In its ongoing support for local partner organisation OCPC (Organisation Council for Peace and Co-Existence), NP provided presence at a meeting organised by OCPC in Valaichchenai, which was intended to raise awareness among local communities of basic human rights. Those attending included three representatives from USAID (which is funding OCPC’s peace-building activities); members from both the Rural Development Society (RDS) and Women’s RDS; members from the Livelihood Development Society; and residents from two villages in the area: one predominantly Tamil, the other Muslim. One of the key aims of the gathering was to bring people from the Tamil and Muslim communities together in order to improve understanding between them. Issues discussed at the meeting included domestic violence; children’s rights; and the need for all children to have access to a decent basic education. In a few instances, residents cited allegations of human rights violations from their villages, to which OCPC staff members advised the villagers on the ways in which they could follow-up and pursue the cases.
NP’s team in Vavuniya organised and conducted a one-day workshop training at the request of staff and volunteers from Jaffna-based organisation, Centre for Peace and Reconciliation (CPR). The training discussed legal and para-legal remedies to deal with alleged human rights violations, as well as how to develop contingency plans to combat real and perceived threats and so be able to continue their legitimate activities in a safer environment. In drawing up a list of standard operating procedures and contingency plans, NP has arranged to conduct a follow-up training for CPR in the near future, which will address information technology and data security.

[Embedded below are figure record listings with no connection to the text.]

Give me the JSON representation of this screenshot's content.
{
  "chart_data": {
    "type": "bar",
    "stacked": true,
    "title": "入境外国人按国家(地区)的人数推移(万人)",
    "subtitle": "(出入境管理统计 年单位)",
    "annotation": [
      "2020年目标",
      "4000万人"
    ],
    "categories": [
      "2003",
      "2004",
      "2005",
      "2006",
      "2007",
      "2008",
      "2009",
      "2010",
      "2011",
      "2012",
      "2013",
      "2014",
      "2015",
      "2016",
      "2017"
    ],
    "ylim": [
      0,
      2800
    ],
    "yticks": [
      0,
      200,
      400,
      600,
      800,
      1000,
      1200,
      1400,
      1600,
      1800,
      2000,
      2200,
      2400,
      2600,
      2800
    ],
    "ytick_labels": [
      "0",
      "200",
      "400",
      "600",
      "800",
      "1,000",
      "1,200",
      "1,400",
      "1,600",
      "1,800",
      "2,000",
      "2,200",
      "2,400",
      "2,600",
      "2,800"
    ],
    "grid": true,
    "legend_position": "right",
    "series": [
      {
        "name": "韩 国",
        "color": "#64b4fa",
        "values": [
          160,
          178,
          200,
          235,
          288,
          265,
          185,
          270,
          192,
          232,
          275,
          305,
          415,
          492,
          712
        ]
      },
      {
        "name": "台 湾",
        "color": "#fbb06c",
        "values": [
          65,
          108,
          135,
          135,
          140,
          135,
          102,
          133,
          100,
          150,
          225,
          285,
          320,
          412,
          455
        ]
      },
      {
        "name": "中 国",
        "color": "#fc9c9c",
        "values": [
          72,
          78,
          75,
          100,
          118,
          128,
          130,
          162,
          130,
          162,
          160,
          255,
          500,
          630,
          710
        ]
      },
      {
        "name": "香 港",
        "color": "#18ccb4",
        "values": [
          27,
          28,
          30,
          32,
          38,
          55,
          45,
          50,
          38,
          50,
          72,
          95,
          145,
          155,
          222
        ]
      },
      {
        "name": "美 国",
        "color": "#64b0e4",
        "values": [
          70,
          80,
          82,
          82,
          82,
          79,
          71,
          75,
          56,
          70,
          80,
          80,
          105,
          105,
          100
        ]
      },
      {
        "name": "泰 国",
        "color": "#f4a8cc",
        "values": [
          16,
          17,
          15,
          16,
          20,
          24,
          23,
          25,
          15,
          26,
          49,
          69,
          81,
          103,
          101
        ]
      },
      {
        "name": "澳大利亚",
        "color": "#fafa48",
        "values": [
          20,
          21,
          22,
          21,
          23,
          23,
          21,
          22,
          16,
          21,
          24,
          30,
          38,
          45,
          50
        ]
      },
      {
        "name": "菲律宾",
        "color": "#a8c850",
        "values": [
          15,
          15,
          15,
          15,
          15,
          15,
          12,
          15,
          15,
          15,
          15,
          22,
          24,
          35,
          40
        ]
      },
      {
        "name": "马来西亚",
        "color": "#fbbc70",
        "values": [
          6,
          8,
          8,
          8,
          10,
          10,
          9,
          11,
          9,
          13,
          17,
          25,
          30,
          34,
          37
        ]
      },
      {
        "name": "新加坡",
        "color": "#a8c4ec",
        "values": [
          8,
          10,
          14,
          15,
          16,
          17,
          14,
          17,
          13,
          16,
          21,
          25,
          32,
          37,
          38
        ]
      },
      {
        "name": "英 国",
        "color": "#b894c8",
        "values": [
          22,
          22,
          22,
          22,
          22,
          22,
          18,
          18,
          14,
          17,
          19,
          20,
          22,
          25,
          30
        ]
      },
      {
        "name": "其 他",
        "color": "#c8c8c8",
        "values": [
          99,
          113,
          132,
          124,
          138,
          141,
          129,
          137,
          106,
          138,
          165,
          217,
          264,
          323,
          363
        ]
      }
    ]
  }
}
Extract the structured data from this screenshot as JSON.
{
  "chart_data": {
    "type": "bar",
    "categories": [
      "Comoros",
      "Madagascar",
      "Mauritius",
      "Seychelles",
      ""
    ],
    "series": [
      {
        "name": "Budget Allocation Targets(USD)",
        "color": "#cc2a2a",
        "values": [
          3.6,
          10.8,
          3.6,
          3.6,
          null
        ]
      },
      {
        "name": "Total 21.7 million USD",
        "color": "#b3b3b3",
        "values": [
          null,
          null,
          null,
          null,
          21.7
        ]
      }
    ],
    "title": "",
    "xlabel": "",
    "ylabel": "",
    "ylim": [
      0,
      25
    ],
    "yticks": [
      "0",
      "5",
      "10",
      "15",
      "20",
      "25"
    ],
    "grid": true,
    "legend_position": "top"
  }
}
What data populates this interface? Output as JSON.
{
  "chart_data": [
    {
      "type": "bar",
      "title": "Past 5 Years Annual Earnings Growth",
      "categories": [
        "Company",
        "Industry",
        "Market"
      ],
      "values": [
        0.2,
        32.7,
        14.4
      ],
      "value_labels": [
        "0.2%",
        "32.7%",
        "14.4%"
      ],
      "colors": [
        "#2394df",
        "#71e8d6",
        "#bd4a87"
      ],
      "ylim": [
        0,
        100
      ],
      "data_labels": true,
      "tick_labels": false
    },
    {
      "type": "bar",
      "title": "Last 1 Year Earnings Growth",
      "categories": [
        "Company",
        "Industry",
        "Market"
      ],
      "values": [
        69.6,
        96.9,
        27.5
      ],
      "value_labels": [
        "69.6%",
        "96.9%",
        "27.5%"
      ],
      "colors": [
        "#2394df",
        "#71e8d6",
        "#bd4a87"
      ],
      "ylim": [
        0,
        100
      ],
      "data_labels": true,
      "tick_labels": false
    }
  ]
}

Throughout the month, NP’s Vavuniya staff carried out weekly routine visits to its HRD partners working in Vavuniya District. In this way, NP can remain informed of the current situation in different areas of the district as well as monitor the security situation of its partners. Nine such meetings took place in June.
One staff member from NP’s Vavuniya office spent five days during the month working at the local Human Rights Commission (HRC) branch as work continues on documenting and filing all reported cases of disappearances and abductions from the district. 2,833 cases from December 2009 were completed and work began on documenting cases from January 2010.
In addition to helping the HRC in this regard, NP staff from Vavuniya provided accompaniment for two HRC staff during a one-day field trip to Mullaitivu District. The aim for the HRC was to visit resettled areas and assess the progress of development work in the district, which was profoundly affected by the tsunami at the end of 2005 and then by fighting during the latter stages of the civil war. The visit afforded an opportunity for NP staff to explain their work to local Police in the region and they met staff from Mullaitivu’s Education Department, who provided NP with information regarding child welfare and educational services in the area.